The Amish are popularly known for producing beautify quilts that feature lovely patterns and colors. A look back into the history of the Amish quilts will show us how quilting became an integral part of Amish lifestyle.
As we all know, the Amish communities are formed by people who shun modernity and opt to live simple lives that is centered on God and family. They live off the land and do without modern conveniences such as electricity, water, mobile phones, cable TV and so on. They live independently, far from the temptations of the modern world, and relying on themselves, making little contact with people outside their community.

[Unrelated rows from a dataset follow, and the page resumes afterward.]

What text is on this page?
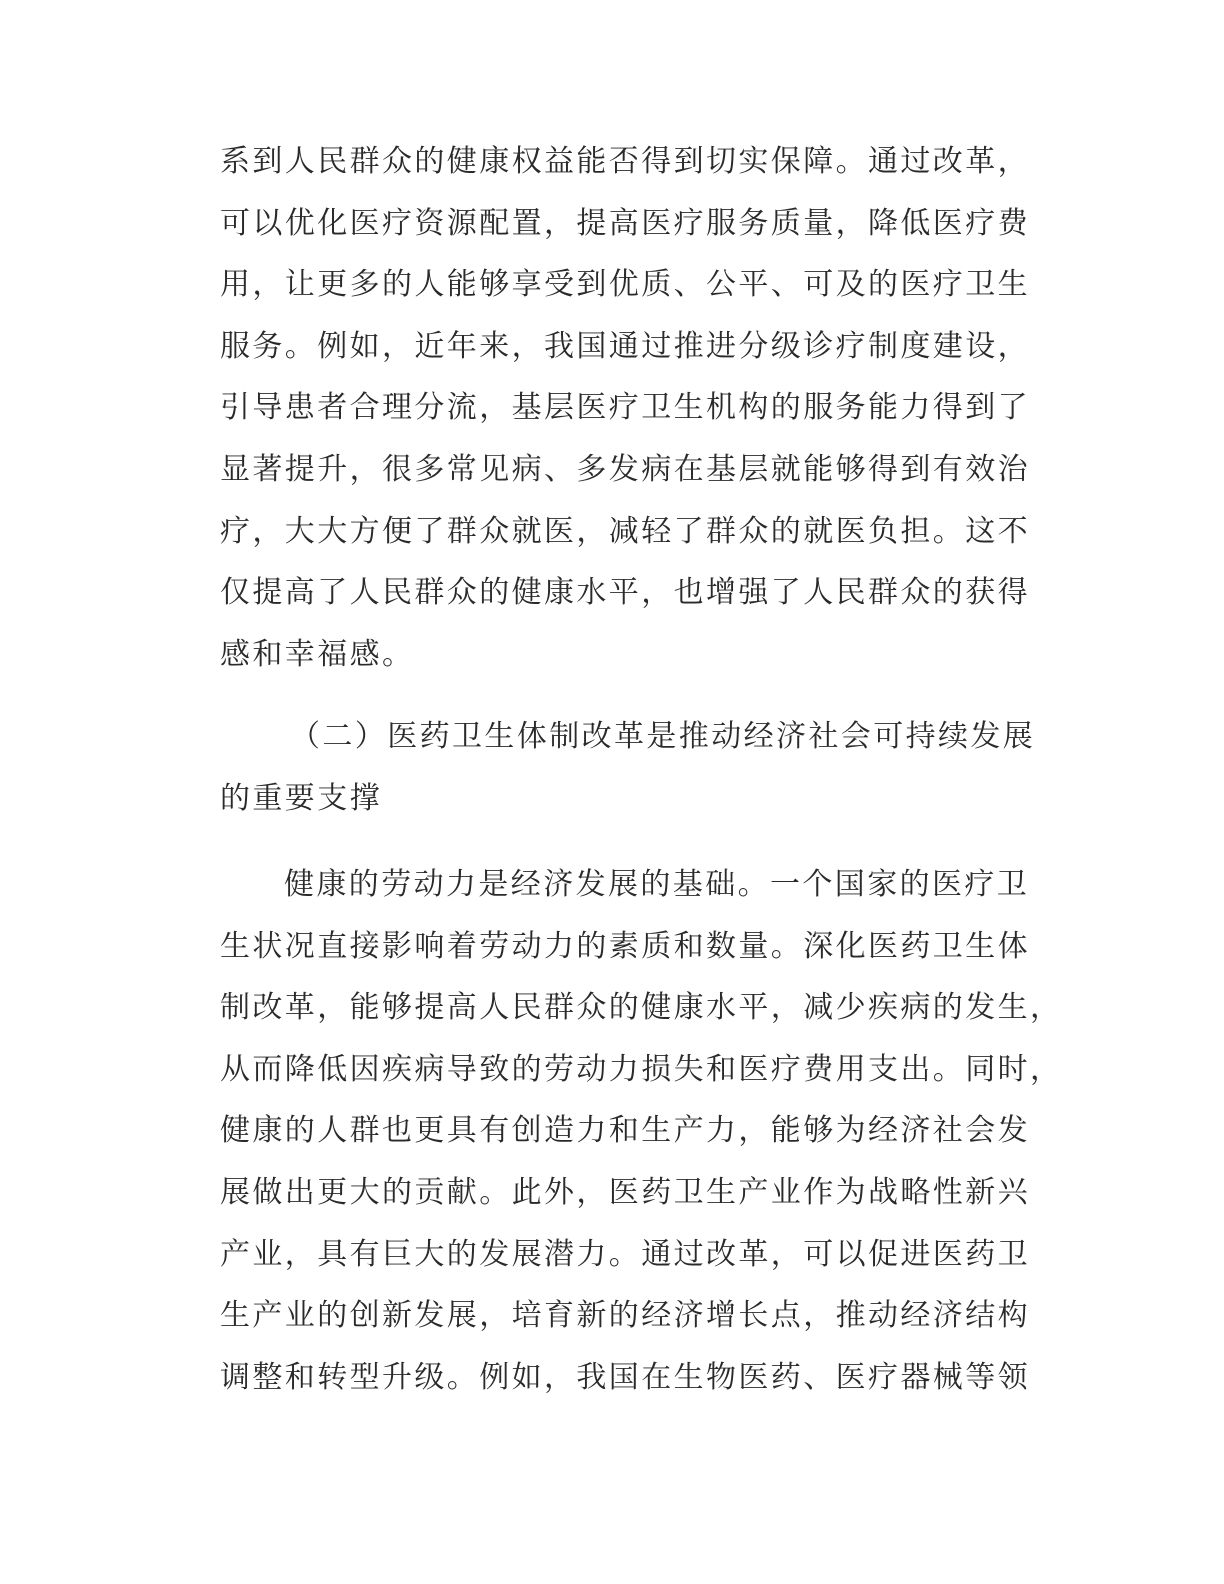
系到人民群众的健康权益能否得到切实保障。通过改革，
可以优化医疗资源配置，提高医疗服务质量，降低医疗费
用，让更多的人能够享受到优质、公平、可及的医疗卫生
服务。例如，近年来，我国通过推进分级诊疗制度建设，
引导患者合理分流，基层医疗卫生机构的服务能力得到了
显著提升，很多常见病、多发病在基层就能够得到有效治
疗，大大方便了群众就医，减轻了群众的就医负担。这不
仅提高了人民群众的健康水平，也增强了人民群众的获得
感和幸福感。
（二）医药卫生体制改革是推动经济社会可持续发展
的重要支撑
健康的劳动力是经济发展的基础。一个国家的医疗卫
生状况直接影响着劳动力的素质和数量。深化医药卫生体
制改革，能够提高人民群众的健康水平，减少疾病的发生，
从而降低因疾病导致的劳动力损失和医疗费用支出。同时，
健康的人群也更具有创造力和生产力，能够为经济社会发
展做出更大的贡献。此外，医药卫生产业作为战略性新兴
产业，具有巨大的发展潜力。通过改革，可以促进医药卫
生产业的创新发展，培育新的经济增长点，推动经济结构
调整和转型升级。例如，我国在生物医药、医疗器械等领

The Amish were late in adapting things that are considered modern, and quilting is no exception. When quilting became fashionable in the mid 1800s, the Amish chose not to adapt it and instead used old German coverlets. It was only in around 1870, when quilting was no longer considered fashionable, that they started quilting.
The Amish communities are a conservative people and this is apparent in the designs that they produced. The first Amish quilts were subdued and plain, using solid colors like brown, blue, and black. In terms of fabrics, the more democratic wool and cotton were chosen. Printed fabrics and materials such as silks were considered too frivolous and were rarely used even today.

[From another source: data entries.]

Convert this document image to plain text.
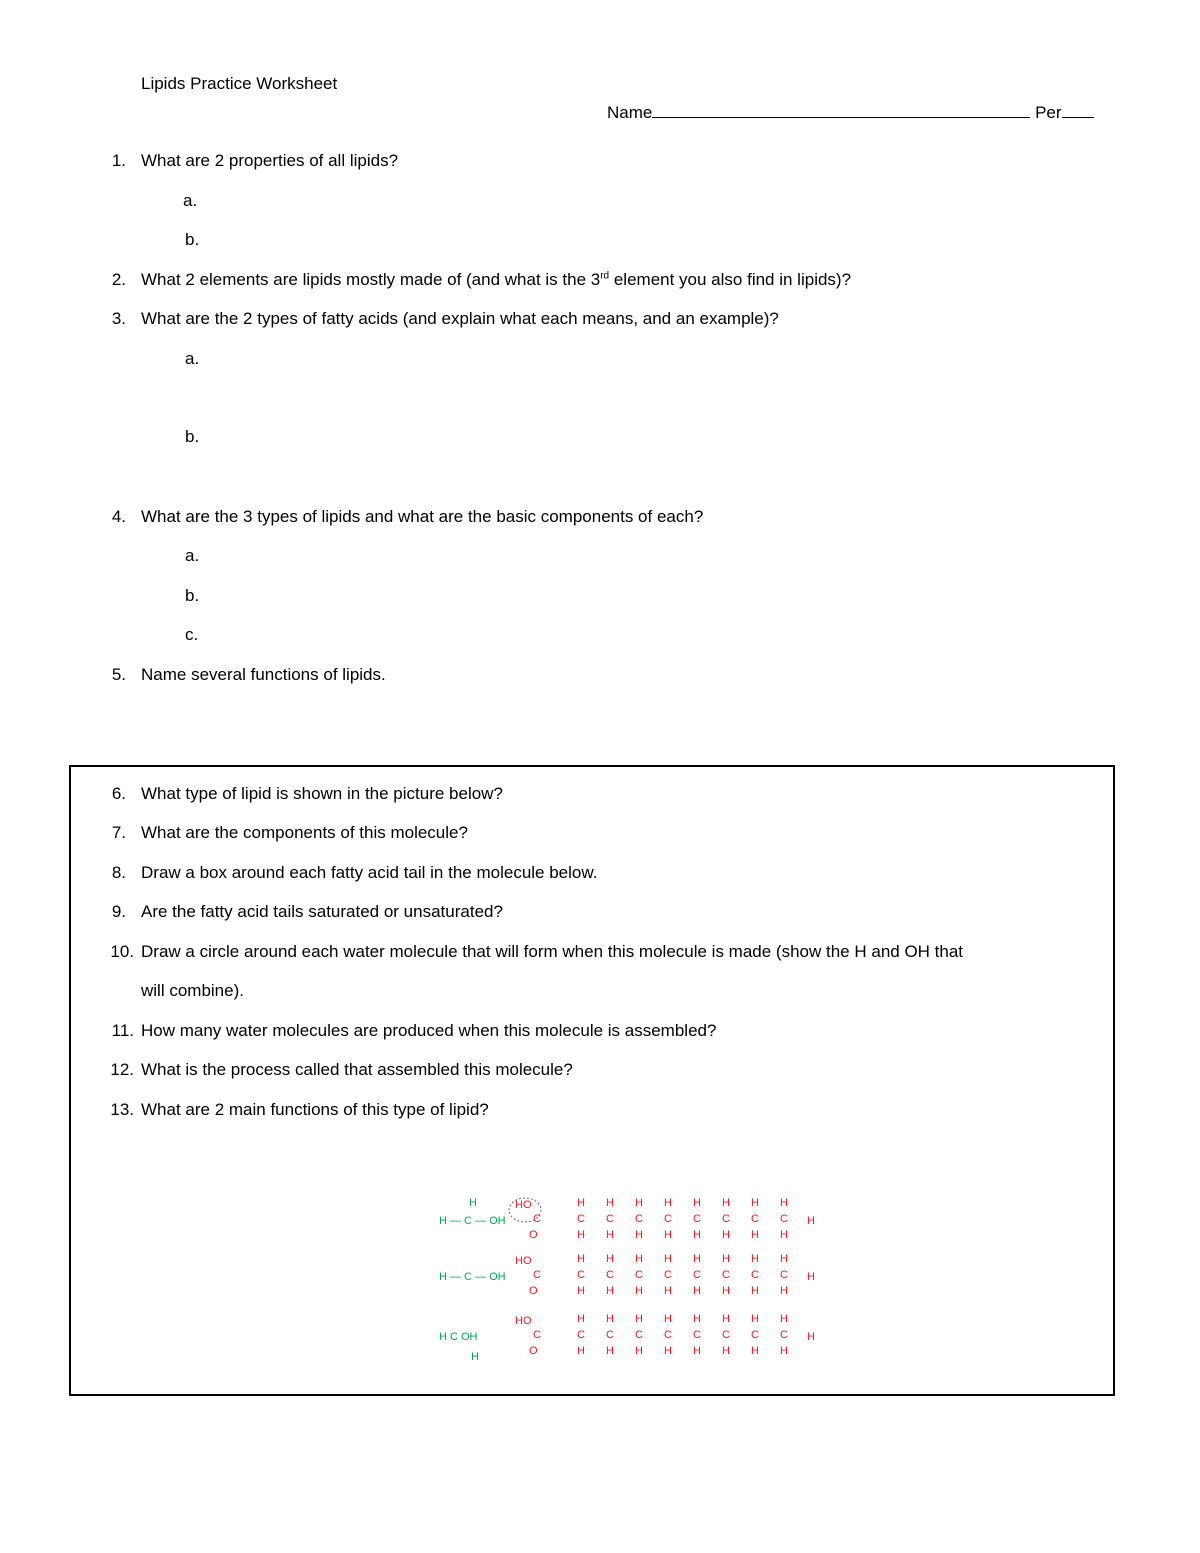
Lipids Practice Worksheet
Name	Per
1. What are 2 properties of all lipids?
a.
b.
2. What 2 elements are lipids mostly made of (and what is the 3rd element you also find in lipids)?
3. What are the 2 types of fatty acids (and explain what each means, and an example)?
a.
b.
4. What are the 3 types of lipids and what are the basic components of each?
a.
b.
c.
5. Name several functions of lipids.
6. What type of lipid is shown in the picture below?
7. What are the components of this molecule?
8. Draw a box around each fatty acid tail in the molecule below.
9. Are the fatty acid tails saturated or unsaturated?
10. Draw a circle around each water molecule that will form when this molecule is made (show the H and OH that
will combine).
11. How many water molecules are produced when this molecule is assembled?
12. What is the process called that assembled this molecule?
13. What are 2 main functions of this type of lipid?
H
H
H — C — OH
H — C — OH
H C OH
HO
C
O
H
C
H
H
C
H
H
C
H
H
C
H
H
C
H
H
C
H
H
C
H
H
C
H
H
HO
C
O
H
C
H
H
C
H
H
C
H
H
C
H
H
C
H
H
C
H
H
C
H
H
C
H
H
HO
C
O
H
C
H
H
C
H
H
C
H
H
C
H
H
C
H
H
C
H
H
C
H
H
C
H
H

As the years progressed, it became acceptable for many Amish communities to introduce more colors and more intricate patterns to their quilts. Of course, each community developed differently, and this gave rise to a wonderful variety of Amish quilts. One can often date an Amish quilt by looking that the patterns. The simpler it is, the older it’s likely to be.

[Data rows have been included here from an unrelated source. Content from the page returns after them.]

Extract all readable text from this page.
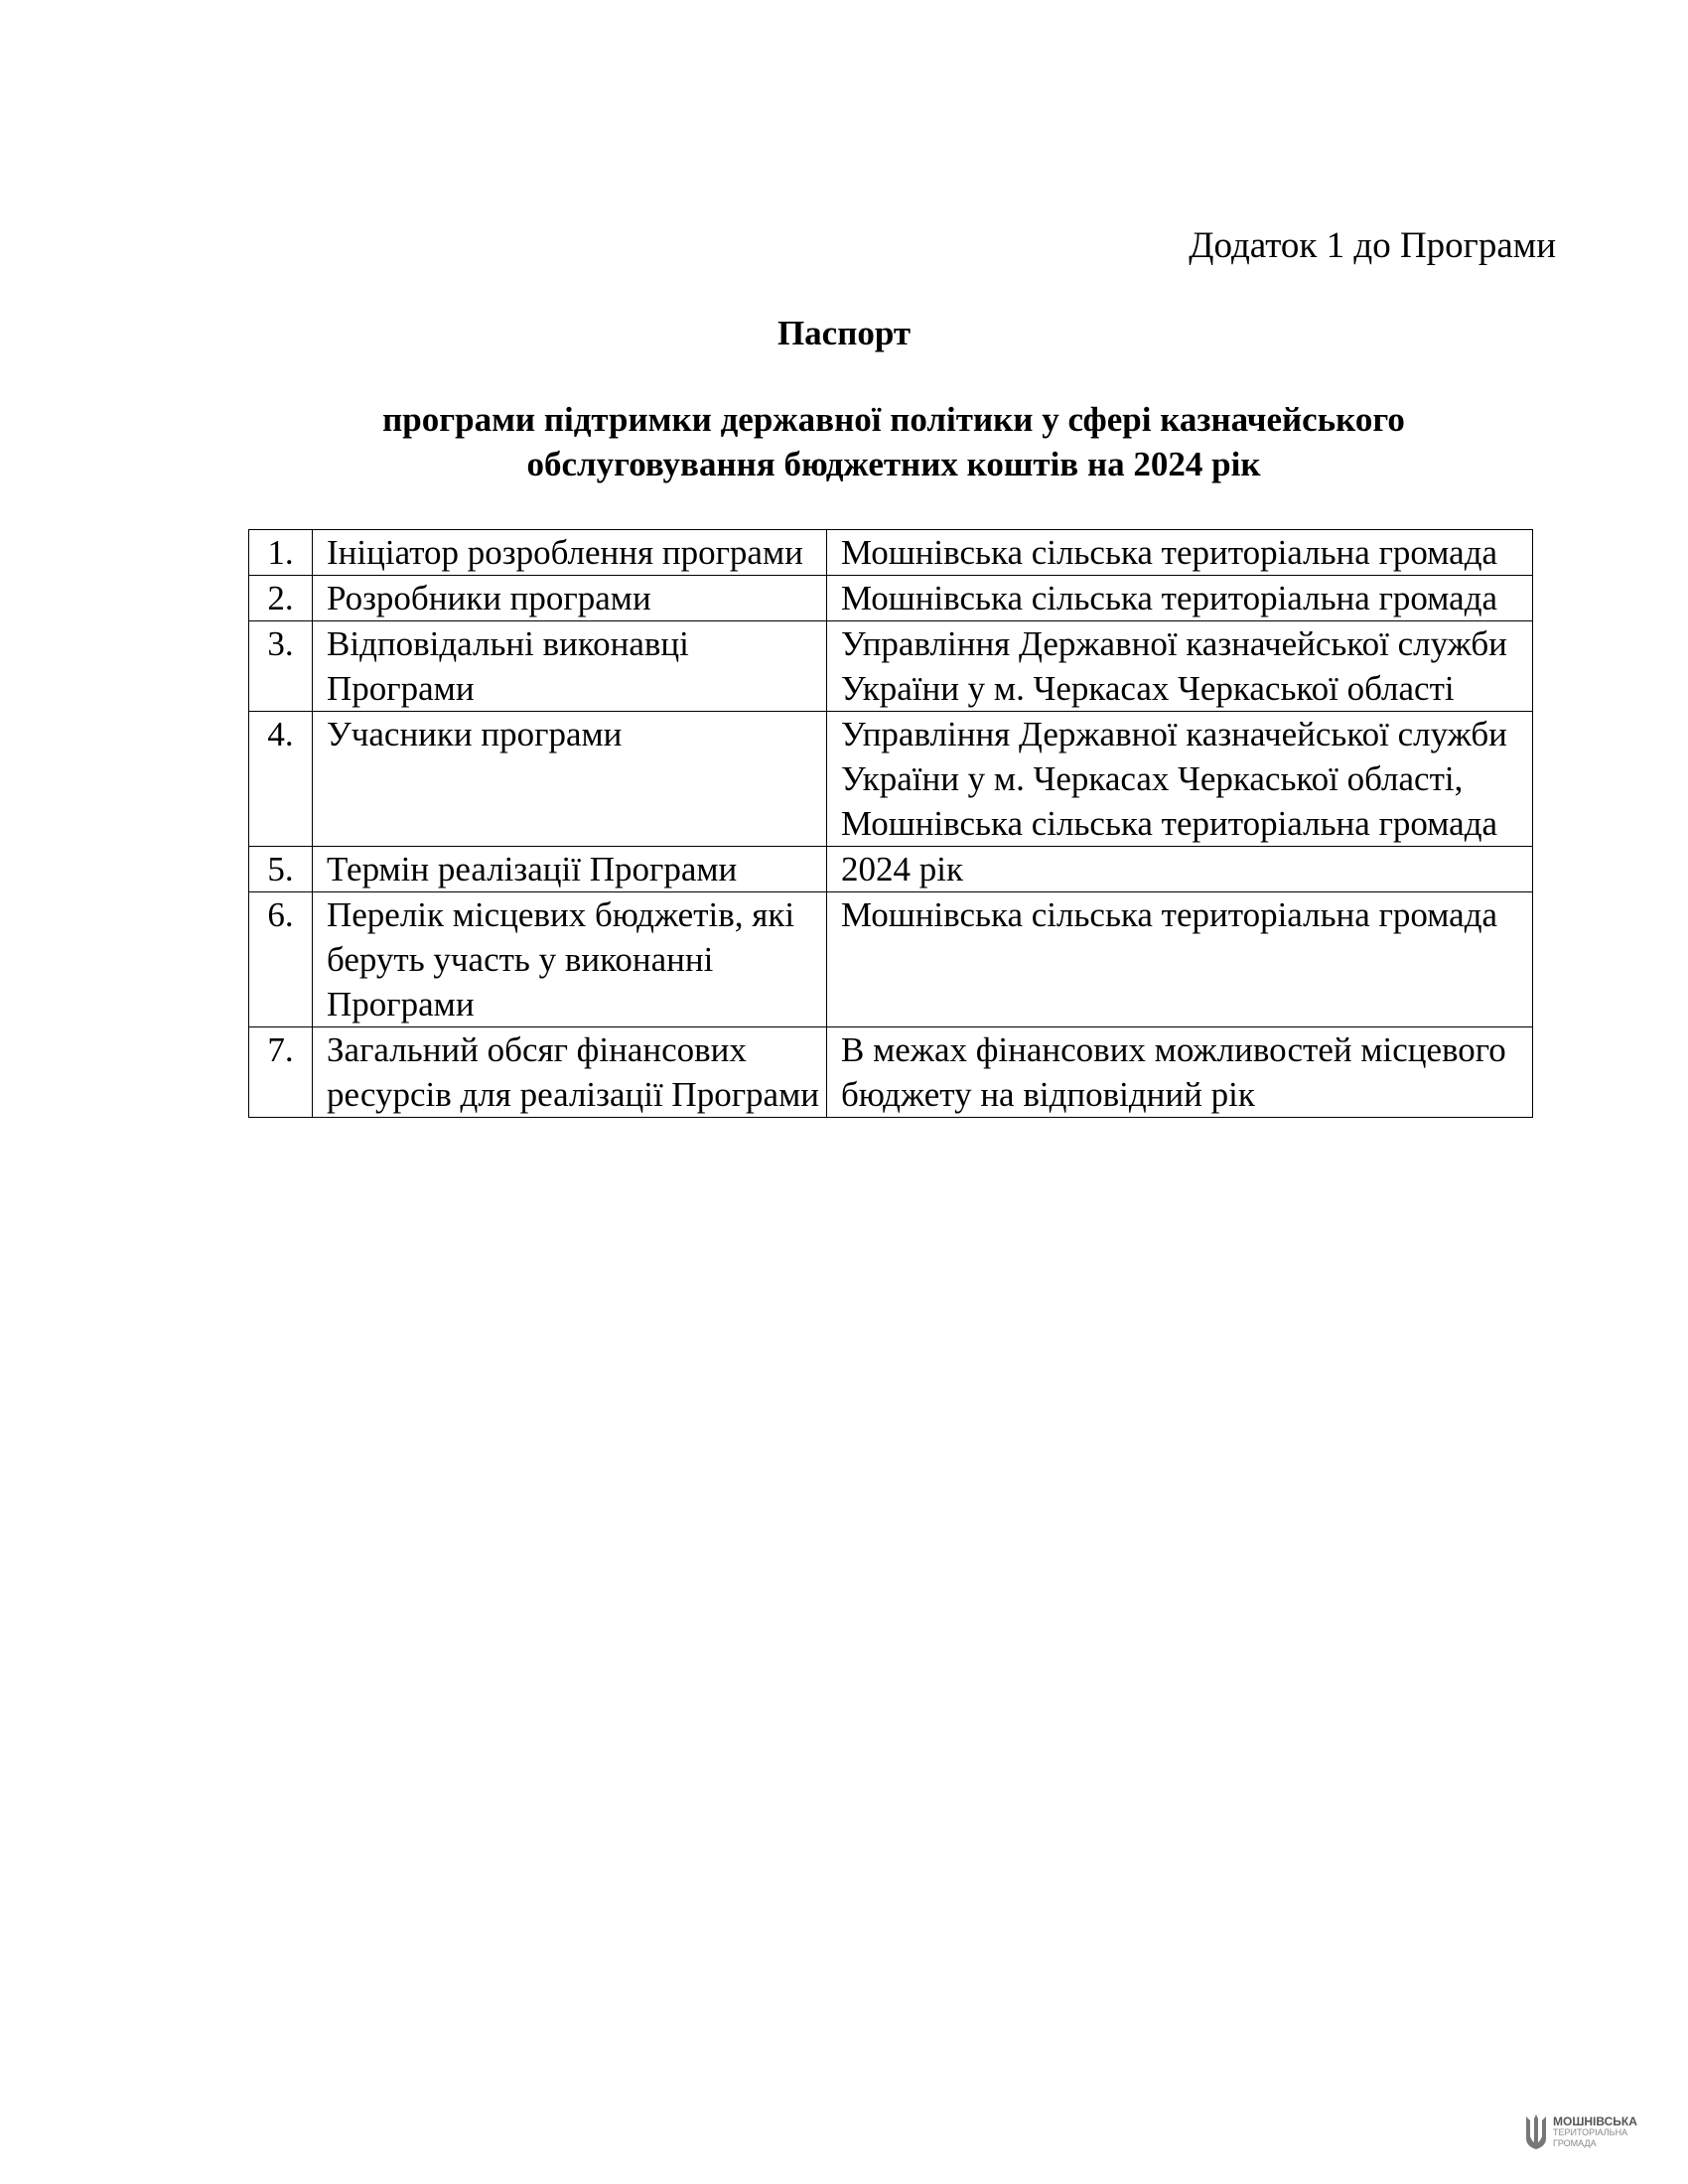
Додаток 1 до Програми
Паспорт
програми підтримки державної політики у сфері казначейського
обслуговування бюджетних коштів на 2024 рік
1.	Ініціатор розроблення програми	Мошнівська сільська територіальна громада
2.	Розробники програми	Мошнівська сільська територіальна громада
3.	Відповідальні виконавці Програми	Управління Державної казначейської служби України у м. Черкасах Черкаської області
4.	Учасники програми	Управління Державної казначейської служби України у м. Черкасах Черкаської області, Мошнівська сільська територіальна громада
5.	Термін реалізації Програми	2024 рік
6.	Перелік місцевих бюджетів, які беруть участь у виконанні Програми	Мошнівська сільська територіальна громада
7.	Загальний обсяг фінансових ресурсів для реалізації Програми	В межах фінансових можливостей місцевого бюджету на відповідний рік
МОШНІВСЬКА
ТЕРИТОРІАЛЬНА
ГРОМАДА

But while the rest of the world value Amish quilting for their unique design, for the Amish, quilting remains a utilitarian craft. Quilting is one way for Amish communities to be self sufficient and produce the things that they need. Quilts were made for personal consumption and as gifts for weddings, birthdays, coming of age presents, to show love, friendship and affection, and as fund raisers.
Contrary to what many might think, Amish quilting isn’t all done by hand. The quilts themselves are created by hand. When it’s time to piece them together, a treadle sewing machine is used. This was often an occasion that brought the women of the community together, which made it very natural for quilting to fit the rhythm of life in Amish communities. Quilting became so well integrated into the lifestyle of Amish communities so much so that even when the rest of the world forgot about quilting, the Amish continued to pursue and practice this craft.